Por uma incrível coincidência, quando o mesmo Antonio Augusto Figueiredo Basto advoga para o senador Delcídio Amaral (PT-MS), a revista IstoÉ publica o vazamento de uma suposta delação de Delcídio – já desmentida. É mais fantasiosa do que aquela capa da Veja, pois há fatos “delatados” impossíveis de terem ocorrido pela própria cronologia.
Depois de horas de a notícia ser repercutida o dia inteiro, provocando movimentos especulativos nas Bolsas de Valores, no dólar e realimentando movimentos golpistas no Congresso, Delcídio e Basto emitiram no fim da tarde uma nota dizendo “não confirmar” o conteúdo de reportagem: “Não conhecemos a origem, tampouco reconhecemos a autenticidade dos documentos que vão acostados ao texto. Esclarecemos que em momento algum, nem antes nem depois da matéria, fomos contatados pela referida jornalista para nos manifestarmos sobre a fidedignidade dos fatos relatados”.
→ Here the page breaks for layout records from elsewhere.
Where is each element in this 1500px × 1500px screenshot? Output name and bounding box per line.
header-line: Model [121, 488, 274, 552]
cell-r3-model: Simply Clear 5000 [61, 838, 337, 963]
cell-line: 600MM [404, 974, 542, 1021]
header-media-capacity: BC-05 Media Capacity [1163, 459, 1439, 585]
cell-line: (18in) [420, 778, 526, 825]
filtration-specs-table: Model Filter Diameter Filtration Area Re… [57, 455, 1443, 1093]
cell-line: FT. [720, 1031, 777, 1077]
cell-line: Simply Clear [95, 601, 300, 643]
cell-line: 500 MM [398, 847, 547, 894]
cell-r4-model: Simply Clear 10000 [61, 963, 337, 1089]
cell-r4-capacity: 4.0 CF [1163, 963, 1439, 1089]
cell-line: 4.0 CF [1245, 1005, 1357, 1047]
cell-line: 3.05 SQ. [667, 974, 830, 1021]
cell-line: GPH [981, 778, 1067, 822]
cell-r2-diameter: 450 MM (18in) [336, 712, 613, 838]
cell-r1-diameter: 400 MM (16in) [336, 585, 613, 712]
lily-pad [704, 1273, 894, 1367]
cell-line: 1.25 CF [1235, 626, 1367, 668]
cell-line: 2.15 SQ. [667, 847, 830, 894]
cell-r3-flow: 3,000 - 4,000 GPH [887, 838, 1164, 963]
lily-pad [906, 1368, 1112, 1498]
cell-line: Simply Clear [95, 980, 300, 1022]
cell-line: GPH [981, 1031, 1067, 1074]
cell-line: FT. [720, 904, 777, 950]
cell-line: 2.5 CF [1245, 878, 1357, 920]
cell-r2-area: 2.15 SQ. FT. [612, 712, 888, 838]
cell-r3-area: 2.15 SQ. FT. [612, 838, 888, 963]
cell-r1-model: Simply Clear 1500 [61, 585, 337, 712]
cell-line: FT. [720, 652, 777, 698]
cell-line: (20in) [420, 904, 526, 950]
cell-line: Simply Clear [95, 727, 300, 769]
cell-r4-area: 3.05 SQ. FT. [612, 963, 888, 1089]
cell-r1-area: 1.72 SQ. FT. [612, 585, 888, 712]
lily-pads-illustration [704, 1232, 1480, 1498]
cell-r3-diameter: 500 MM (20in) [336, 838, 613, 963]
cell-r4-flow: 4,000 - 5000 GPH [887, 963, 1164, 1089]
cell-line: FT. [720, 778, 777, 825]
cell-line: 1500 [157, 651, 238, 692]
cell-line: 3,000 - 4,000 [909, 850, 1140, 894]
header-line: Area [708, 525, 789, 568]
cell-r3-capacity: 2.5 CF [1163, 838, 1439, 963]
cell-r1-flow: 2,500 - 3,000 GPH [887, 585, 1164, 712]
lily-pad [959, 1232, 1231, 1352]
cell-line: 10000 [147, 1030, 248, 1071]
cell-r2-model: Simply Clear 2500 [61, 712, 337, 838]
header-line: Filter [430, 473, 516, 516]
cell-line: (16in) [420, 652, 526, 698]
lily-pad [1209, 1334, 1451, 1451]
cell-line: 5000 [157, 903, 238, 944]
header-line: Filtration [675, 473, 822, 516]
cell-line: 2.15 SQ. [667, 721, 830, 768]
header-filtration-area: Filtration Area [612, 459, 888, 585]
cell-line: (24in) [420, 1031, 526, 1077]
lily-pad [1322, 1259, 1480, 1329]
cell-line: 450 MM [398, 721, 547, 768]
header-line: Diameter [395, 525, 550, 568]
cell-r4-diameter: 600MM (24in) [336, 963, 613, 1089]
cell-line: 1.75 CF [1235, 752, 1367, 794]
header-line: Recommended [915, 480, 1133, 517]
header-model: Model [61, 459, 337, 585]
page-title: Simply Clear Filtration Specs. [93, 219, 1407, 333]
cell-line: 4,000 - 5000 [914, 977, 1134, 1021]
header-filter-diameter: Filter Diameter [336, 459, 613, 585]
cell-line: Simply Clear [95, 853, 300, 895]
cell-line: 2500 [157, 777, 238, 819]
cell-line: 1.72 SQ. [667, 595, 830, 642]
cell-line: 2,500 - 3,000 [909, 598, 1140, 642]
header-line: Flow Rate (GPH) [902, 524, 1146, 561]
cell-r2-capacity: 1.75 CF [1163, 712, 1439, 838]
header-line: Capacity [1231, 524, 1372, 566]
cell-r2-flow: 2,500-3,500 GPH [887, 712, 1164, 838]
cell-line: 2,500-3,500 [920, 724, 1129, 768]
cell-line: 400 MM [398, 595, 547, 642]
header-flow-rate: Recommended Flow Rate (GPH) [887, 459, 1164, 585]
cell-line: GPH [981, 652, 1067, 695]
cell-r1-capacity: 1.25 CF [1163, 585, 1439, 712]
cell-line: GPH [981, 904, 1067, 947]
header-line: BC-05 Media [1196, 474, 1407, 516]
Se “o vazador” de hoje for do mesmo padrão falso e invertido daquele que vazou para a capa da revista Veja em 2014, o teor da delação de Delcídio, se existir ou se vier a existir, também deve estar invertido. Em vez de Dilma ou Lula serem os citados, algum grão-tucano queridinho da mídia é que pode estar encrencado na delação. Lembremos que Delcídio já delatou informalmente o “petrolão tucano” ocorrido no governo FHC em suas inconfidências gravadas pelo filho de Nestor Cerveró.